If the invention has been marketed, is it very different from everything previously available in the relevant field? And did designs that resemble the invention become available after the invention was launched? Evidence of this type of situation can help demonstrate that a real invention has been made.
The important thing in FD4 is to show the examiner what you are thinking, demonstrating that you are trying to generate an argument, and then concluding that the resultant argument is flawed if you cannot find an argument of real merit.
When you have thought about each piece of prior art individually, then you must look again at the non-common-general-knowledge items, and see if the difference between the main claim and each of these documents is shown in a common-general-knowledge disclosure. If it is shown, is there anything that might lead the skilled person to combine the teachings, or anything, such as a pre-existing prejudice in the art, that would discourage the skilled person from effecting a combination? For example, (referring again to the airbag example Chapter 5) the examiner might put a passage in the letter from the client reading: For years we have been trying to make airbags really gas-tight, so that we can get them inflated in less than a quarter of a second, and having a large hole in the airbag would just make it much more difficult to inflate the bag in the short period of time available…Any prejudice like this leading away from the invention may show there is an inventive step.
Always check to see if you client showed any ‘surprise’ or ‘amazement’. Sometimes the surprise is that a patent existed, and this may be because the client was of the view that the product in question could not possibly be inventive. There is another reason why your client might be ‘surprised’ that will be mentioned in Chapter 10!
Consider if the invention is a simple combination of the teaching of the disclosures that you are seeking to combine, or are further changes or modifications needed? The more necessary it is to modify or change, the more likely that there is an inventive step. Although it may be clear that two disclosures could be combined, the real question is would the skilled person be motivated in any way to effect the combination?
Of course, you may find that two items in the common general knowledge could be combined to reach the desired result, but in such a situation be wary, since if the skilled person was already aware of the two pieces of the solution to the problem this must raise the question as to why the solution was not reached before.

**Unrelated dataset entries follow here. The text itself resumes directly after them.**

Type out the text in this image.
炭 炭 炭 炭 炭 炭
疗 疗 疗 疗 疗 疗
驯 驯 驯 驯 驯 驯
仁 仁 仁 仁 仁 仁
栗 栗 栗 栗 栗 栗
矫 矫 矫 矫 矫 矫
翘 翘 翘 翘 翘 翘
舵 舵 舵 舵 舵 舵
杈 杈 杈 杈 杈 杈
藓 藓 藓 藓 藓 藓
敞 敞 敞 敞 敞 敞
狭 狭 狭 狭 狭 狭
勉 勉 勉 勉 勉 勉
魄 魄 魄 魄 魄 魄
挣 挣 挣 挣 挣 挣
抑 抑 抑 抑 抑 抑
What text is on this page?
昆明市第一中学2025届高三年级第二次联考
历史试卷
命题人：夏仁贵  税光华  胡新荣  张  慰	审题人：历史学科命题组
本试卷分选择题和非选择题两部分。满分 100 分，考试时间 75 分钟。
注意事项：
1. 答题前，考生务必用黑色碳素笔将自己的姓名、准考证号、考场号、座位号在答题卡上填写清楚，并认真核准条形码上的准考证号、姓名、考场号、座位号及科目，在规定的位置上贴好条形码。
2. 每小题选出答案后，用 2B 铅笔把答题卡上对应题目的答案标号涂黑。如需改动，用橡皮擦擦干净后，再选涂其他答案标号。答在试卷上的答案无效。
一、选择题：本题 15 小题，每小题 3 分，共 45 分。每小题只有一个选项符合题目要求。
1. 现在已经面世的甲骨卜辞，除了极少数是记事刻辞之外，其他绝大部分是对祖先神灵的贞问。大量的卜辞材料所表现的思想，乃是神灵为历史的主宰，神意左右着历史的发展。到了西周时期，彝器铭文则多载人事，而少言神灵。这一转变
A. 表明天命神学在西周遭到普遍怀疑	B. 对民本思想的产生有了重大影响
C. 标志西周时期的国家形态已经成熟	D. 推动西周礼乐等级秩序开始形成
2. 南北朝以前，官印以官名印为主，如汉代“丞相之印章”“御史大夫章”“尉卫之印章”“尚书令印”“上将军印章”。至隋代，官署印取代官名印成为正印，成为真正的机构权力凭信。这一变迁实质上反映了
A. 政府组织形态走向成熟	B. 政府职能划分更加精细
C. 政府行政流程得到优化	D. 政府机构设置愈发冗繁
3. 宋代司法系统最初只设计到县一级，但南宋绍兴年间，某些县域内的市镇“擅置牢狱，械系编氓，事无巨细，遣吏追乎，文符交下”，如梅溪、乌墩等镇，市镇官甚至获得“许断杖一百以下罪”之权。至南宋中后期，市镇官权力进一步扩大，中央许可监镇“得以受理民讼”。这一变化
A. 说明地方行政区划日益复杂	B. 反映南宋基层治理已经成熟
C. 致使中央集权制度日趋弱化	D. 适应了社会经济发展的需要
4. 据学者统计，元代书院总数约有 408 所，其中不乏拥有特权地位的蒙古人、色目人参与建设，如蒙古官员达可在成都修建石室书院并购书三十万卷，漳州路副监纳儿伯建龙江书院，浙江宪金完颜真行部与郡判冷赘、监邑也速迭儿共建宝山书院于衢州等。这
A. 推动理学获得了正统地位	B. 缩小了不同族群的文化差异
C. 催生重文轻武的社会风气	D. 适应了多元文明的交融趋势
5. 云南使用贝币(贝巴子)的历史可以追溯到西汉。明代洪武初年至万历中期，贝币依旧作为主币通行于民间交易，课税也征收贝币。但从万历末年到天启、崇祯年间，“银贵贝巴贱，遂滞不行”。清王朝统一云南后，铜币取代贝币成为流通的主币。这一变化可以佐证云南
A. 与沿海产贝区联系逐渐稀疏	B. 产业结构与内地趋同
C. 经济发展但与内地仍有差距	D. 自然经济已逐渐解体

Often timing can be an important part of an inventive step argument. For example, was the invention made very shortly after a key document was published? This might show that the development of the disclosure of that document into the invention was carried out quickly and might well be ‘obvious’. On the other hand, if all of the necessary information had been in the public domain for a long time, then that may be an indicator of inventive step.
The examiner does not want comments that indicate merely that the point is trivial, or ‘easily invented’, and also will want more than a simple statement that some of the features of the claim are in one disclosure, and the remainder are in another. The examiner will want an outline of the motivation that existed to combine the teachings.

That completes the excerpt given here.